Not just a phrase…a way of life
“Just try” has actually been a cornerstone of my practice. And of my life in general since I started (in October 2016).
No matter what the pose, or where I am, I do my best to just try.
How does “just try” show up when I’m in class?
The teacher says to “just try” and pull in and up from the sides of my waist…
But for me, I can’t see that my attention is even in that area of my body. And I know that I am doing my best to put my attention right there. I start to notice just where my attention actually is as I continue to stay with the teacher’s voice and allow myself to be led into the postures.
And miraculously, over time, over the course of several more classes, I notice that the shape of the middle of my body is more visible. Right below my ribs on both sides. I can actually see it move a teeny tiny bit as I breathe into it. Just the teeeny-est bit of aliveness shows up there.
So why does this matter?
I can see the muscles of my stomach. I couldn’t see them before.
In fact, I had never, ever – not until 6 months into practicing this yoga – seen them. Not when I was a skinny 7-year-old in a red-and-white ruffled bikini. Not when I was newly married and quite thin. Not when I was pregnant, not postpartum. Not through all of the yoga practices I have done over the past 40 plus years.
So this is just another post about someone’s abdominal muscles? About someone looking better from doing a yoga class?
No, not even close.
This is a reflection on me starting to believe that it makes a difference what I pay attention to.
This is the real game-changer.
This is a reflection about how this yoga practice has shown me that I can focus my brain in an area of my body and that my body actually has the ability to respond. It has created a new kind of faith in myself that keeps me going back to class every day.
And why does that matter?
Why does it matter that I go back every day?
Because over time, my experience has been that my arthritis doesn’t hurt as much.
I am finding that I can make decisions easier.
I now can balance the checkbook in under two minutes.
Conversations which were difficult ones for me to have before are now easier to have because my responses are actually honest, reflecting my true feelings.
And why does all of that matter?
Because I love feeling good.
Part of feeling good is having less chronic pain. But I also I feel good when I make decisions that reflect my true feelings. I feel good when I can handle my finances efficiently. I feel good when I’m laughing and having fun.
For me, the phrase “just try” is now an integral part of my daily life. Many times a day, I take a deep breath as I transition from one thing to another – I “just try” and before I even know it, I’m drinking more water, eating more nutritiously, and getting 8 hours of sleep on a consistent basis.
Who knew that the phrase “just try” would be the secret ingredient to successful, happy living?
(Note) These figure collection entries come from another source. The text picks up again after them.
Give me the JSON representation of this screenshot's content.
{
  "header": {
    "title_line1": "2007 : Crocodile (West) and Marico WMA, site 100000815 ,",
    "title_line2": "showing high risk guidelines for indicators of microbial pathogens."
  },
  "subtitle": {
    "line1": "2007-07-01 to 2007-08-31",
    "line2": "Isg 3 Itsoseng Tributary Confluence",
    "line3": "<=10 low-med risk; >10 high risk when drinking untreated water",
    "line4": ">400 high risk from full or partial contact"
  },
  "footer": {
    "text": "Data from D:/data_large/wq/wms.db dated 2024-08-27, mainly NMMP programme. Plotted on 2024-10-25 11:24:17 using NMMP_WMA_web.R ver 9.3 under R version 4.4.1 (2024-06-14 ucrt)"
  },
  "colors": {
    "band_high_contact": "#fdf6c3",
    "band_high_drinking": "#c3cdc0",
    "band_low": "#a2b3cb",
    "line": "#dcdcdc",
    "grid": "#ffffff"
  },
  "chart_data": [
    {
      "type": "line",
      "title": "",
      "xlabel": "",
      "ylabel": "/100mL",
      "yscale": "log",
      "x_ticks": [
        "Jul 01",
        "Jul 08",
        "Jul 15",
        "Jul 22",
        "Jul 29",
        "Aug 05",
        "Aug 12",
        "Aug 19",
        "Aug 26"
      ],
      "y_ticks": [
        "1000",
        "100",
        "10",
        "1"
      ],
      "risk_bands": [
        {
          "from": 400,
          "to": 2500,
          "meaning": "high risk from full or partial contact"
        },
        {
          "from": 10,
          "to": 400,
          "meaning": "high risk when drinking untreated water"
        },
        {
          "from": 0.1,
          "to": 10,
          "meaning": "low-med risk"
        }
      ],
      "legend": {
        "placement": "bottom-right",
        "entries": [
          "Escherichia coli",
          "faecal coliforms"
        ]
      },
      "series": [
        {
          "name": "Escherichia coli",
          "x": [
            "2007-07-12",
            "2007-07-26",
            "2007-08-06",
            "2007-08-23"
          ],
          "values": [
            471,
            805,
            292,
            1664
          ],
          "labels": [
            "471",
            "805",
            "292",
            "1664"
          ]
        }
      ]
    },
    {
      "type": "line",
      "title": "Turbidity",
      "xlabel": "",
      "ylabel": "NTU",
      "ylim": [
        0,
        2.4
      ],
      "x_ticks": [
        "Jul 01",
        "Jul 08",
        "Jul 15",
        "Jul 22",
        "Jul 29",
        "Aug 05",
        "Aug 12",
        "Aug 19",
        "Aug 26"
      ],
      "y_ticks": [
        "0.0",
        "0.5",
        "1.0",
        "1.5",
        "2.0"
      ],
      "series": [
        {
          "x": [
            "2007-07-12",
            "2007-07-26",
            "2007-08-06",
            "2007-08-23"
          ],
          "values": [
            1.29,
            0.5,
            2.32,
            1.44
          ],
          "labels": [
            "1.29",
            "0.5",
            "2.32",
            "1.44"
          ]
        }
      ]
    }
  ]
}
Certainly not me. I’m just so grateful I was willing to just try.
About your guest blogger:
Char Brooks is a 61-year-old Bikram Yoga student who has been practicing this form of yoga at BYCA for 7 months. She has practiced and studied yoga for over 40 years, beginning when she was about 20, and she has practiced meditation daily for approximately 15 years. Char earned a teacher training certification in vinyasa from Jonny Kest’s Center for Yoga and has practiced Iyengar, Kripalu, Restorative and Yin yoga. She continues to meditate twice daily and practices with an online studio regularly at home in addition to attending BYCA approximately 4-5 times a week.